Book: Urban Refugees and Digital Technology

Now available! You can get more details and order a copy here: https://www.mqup.ca/urban-refugees-and-digital-technology-products-9780228020523.php?page_id=73&

Using case studies of refugees’ digital and technological behavior in Bogota, Nairobi, and Kuala Lumpur, my book project uses mixed-methods and historical analysis to re-examine the relationship between technological change, urbanization, and the role of refugees in the politics and economies of cities in the Global South. The manuscript will be completed by the end of 2022 and is under contract with McGill-Queens University Press, with the working title Urban Refugees and Digital Technology: Reshaping Social, Political, and Economic Networks .

This project is the outcome of three years of fieldwork which included doing original surveys and interviews with refugees, and working with local NGOs and UNHCR offices to distill initial findings into actionable policy and program advice. The book itself emerged from a much larger multi-year project at the German Development Institute funded by the German Federal Ministry for Economic Cooperation and Development on forced displacement and development cooperation. While the book focuses on a particular historical and theoretical arc about the intersecting ways that urbanization, technological change, and the arrival of refugees shape cities, the data has been used in publications about e-government and migrant integration, the impact of digitalization in refugee response, and refugees’ access to urban transportation. This book wouldn’t be possible without the collaboration of academic colleagues from Colombia, Kenya, and Malaysia, and the logistical support of local NGOs and UNHCR offices. I’m grateful to everyone who contributed in ways big and small during the data collection, the admin of the project, and feedback on ideas and drafts.

Bogota

Along with the people I got to work with, I also had the chance to see huge, bustling cities from perspectives I’d never seen them from before. As someone who loves cities, this was by far the most enjoyable part of this project. To collect data on mobile internet speed in Bogota, I hired a driver and we drove a day-long route around and through the whole city. I explained what we’d be doing (driving to central geographic points in different neighborhoods so I could ping the local cellular network with an app on my phone), and he explained that it would take about eight hours to do this while looking at me like I was deranged.

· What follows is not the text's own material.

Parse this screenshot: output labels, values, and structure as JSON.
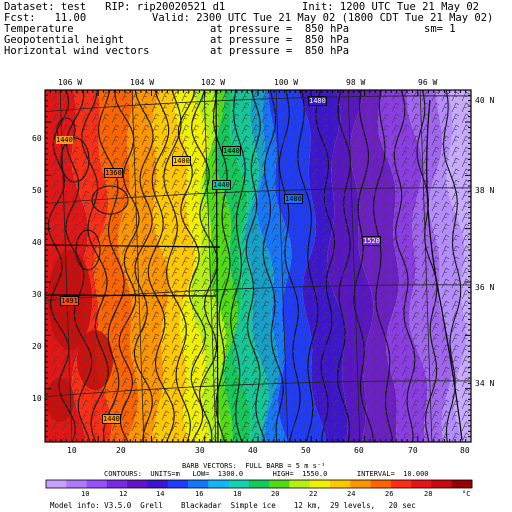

Once we were on the road though, we started ducking into random enclaves, he showed me where he lived, and explained where to take shortcuts through neighborhoods – it was a 10 hour deep dive into everything from high rise business districts, sprawling industrial quarters, to hillside encampments.

Nairobi

Nairobi offered a different experience, one of terror when I realized I had committed to doing a large scale survey in refugee neighborhoods that looked to me like unmappable chaos. Luckily, Abel Oyuke from Afrobarometer was working with us and one Saturday during a planning trip to Nairobi he said “Let’s take a walk in Eastleigh – there is order there, but you need to learn how to see it.” We spent the day walking through the cacophony of Eastleigh First Ave, the Somali community’s business district, then into the residential areas around it. He pointed out how houses were organized, and how NGOs and public health agencies that do survey work understood the organization of households in geographic relation to schools and mosques instead of street numbers. Like my trip through Bogota, this was a long one – almost 7 hours on foot, with stops for snacks at the various roadside stands.

Kuala Lumpur

Kuala Lumpur was another completely different experience. A sprawling metropolis in the valleys of the Selangor region of Malaysia, made up of hubs of high rise buildings. My colleague Katrina Munir-Asen and I were doing interviews with refugees in different parts of the city, and every time we drove through a mountain pass I’d think “this is the end of the city” and then I’d see yet more high rises stretching to the next mountain pass. If the aesthetics of futuristic high rise cities appeal to you, Kuala Lumpur would be your type of place, but it also left me thinking “how do you build a community in a city that is largely high rise hubs linked by freeways?” The communities we worked with showed us how: creative uses of social media to reduce the sense of physical distance, and using the density of the high rise hubs to set up community centers where people knew they could safely meet. Like Bogota and Nairobi, getting a feel for the city involved hours of driving and walking.

The story of the book though isn’t just a descriptive one – there is a history of refugees arriving in cities, finding communities in hidden or far flung enclaves, and playing a key role in the social, political, and economic development of these cities. By drawing on this history, and analyzing it through the lenses of urban theory, science technology and society, and migration/refugee studies, my goal is to understand what the future looks like for rapidly growing cities where refugees find their way into the cityscape digitally instead of through mechanized industrial labor, and what this means for the future outlooks of refugee-hosting cities in the Global South.